The Indian elephant is the flagship species and indicative of the potential productivity of the habitat. The leopard is at the apex of the biological pyramid. Chital, barking deer, mouse deer, wild boar, gray langur, rhesus monkey, small Indian civet, Indian mongoose, ruddy mongoose, pangolin, sloth bear, honey badger, Indian wolf and hyena are other mammals of the area. Chital is commonly encountered in groups of 3–7 individuals on forest roads, forest openings, grass lands, foreshore of water bodies and even near guard camps. Wild dogs are occasionally seen. After 40 years researchers have found evidence of a tigress and her cub in the forest; in the winter of 2012, they spotted footprints of those two.

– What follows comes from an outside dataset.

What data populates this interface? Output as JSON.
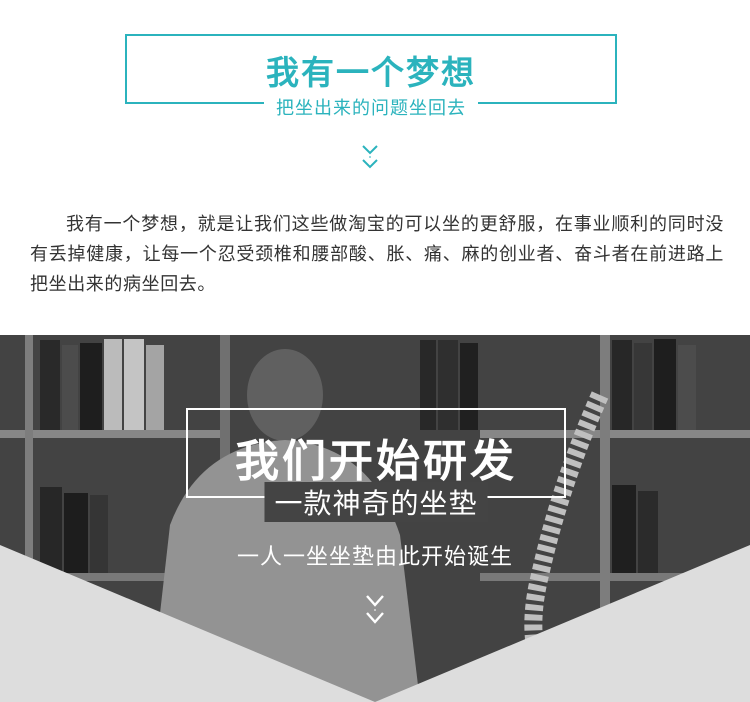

Prominent birds of the sanctuary are Indian peafowl, red junglefowl, crested serpent eagle, great horned owl, Black-hooded oriole, paradise flycatcher, coucal and stone curlew. Kumarkhunti reservoir, during winter, serves as a transient roosting and feeding ground for several migratory duck species, notably garganey and common teal, Eaton's pintail, Indian spot-billed duck and Brahminy duck and white eyed Baer's pochard. Lesser whistling teal, little grebe, cotton teal, nakta, lesser cormorant, bronze-winged jacana, white-breasted waterhen, pied, white breasted and little blue kingfishers and red wattled lapwings are other resident birds around. In July the reservoir transforms into an abode of migratory birds, mainly open-billed stork, pond heron, egrets and cormorants. Butterflies are abundant during monsoon and post-monsoon months.

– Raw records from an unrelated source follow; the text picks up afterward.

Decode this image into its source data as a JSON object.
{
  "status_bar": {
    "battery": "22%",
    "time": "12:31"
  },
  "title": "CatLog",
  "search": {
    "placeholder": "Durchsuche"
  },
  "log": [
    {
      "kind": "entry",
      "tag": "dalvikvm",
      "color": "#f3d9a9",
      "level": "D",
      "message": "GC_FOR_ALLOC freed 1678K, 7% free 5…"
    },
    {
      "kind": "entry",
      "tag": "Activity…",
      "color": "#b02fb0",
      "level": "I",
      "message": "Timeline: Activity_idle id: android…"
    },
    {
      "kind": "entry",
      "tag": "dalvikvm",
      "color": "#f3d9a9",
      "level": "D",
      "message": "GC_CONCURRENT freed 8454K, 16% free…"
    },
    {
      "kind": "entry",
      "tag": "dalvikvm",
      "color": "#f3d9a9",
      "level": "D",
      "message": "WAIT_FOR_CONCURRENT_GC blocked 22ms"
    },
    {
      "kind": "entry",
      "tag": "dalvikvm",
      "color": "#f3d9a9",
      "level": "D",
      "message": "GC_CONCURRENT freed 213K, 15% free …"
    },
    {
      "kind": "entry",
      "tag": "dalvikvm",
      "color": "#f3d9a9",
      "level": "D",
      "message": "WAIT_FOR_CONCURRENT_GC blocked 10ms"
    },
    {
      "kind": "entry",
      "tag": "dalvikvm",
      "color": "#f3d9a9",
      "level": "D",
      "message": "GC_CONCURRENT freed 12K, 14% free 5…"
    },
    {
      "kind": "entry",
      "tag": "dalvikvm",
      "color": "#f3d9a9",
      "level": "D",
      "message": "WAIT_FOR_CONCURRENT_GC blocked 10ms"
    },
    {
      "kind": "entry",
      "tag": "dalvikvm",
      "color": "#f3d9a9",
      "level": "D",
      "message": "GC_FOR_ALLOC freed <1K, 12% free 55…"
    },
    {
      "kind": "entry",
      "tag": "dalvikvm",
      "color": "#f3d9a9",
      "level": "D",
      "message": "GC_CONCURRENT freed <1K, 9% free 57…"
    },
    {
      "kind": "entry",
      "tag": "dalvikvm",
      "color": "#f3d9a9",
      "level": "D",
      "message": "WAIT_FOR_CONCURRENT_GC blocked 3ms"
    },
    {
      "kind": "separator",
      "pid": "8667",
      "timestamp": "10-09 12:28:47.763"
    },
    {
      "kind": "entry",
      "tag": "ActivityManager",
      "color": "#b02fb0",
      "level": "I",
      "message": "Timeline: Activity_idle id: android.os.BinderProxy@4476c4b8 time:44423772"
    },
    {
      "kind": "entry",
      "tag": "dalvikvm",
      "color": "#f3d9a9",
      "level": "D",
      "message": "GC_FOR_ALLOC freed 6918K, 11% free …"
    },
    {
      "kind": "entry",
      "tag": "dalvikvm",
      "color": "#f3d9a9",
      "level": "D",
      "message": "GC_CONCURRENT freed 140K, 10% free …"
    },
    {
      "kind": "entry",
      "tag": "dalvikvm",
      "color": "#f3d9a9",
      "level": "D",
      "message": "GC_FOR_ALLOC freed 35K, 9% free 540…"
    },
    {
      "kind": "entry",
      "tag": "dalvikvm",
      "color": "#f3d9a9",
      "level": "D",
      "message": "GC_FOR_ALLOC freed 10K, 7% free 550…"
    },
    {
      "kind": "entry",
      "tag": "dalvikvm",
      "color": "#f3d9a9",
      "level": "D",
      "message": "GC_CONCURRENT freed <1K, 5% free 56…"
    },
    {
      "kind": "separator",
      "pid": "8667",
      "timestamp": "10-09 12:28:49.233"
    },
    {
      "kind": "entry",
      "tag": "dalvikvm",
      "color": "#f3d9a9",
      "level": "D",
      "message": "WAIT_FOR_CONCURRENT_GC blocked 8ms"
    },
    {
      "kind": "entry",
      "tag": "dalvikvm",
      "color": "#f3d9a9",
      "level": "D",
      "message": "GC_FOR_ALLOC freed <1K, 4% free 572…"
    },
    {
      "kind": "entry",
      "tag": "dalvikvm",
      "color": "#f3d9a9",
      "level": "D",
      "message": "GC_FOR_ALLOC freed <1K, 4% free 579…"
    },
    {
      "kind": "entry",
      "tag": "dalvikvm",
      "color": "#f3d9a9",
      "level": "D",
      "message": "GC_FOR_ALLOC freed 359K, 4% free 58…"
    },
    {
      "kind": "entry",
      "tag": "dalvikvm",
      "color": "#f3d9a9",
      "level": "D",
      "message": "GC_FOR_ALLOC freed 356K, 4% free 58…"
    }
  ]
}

Among reptiles, the Asiatic rock python and Bengal monitor lizard are quite common. Chameleon, common skink, Indian flap shell turtle, Russell's viper, bamboo pit viper, common krait and Indian bronze back are indicative reptiles. Mugger crocodiles have remarkably adapted to large water bodies after their release.

The Zoological Survey of India (in 2002) reported 37 species of mammals, 167 species of birds, 33 species of reptiles, 13 species of amphibians and 28 species of fish in this sanctuary.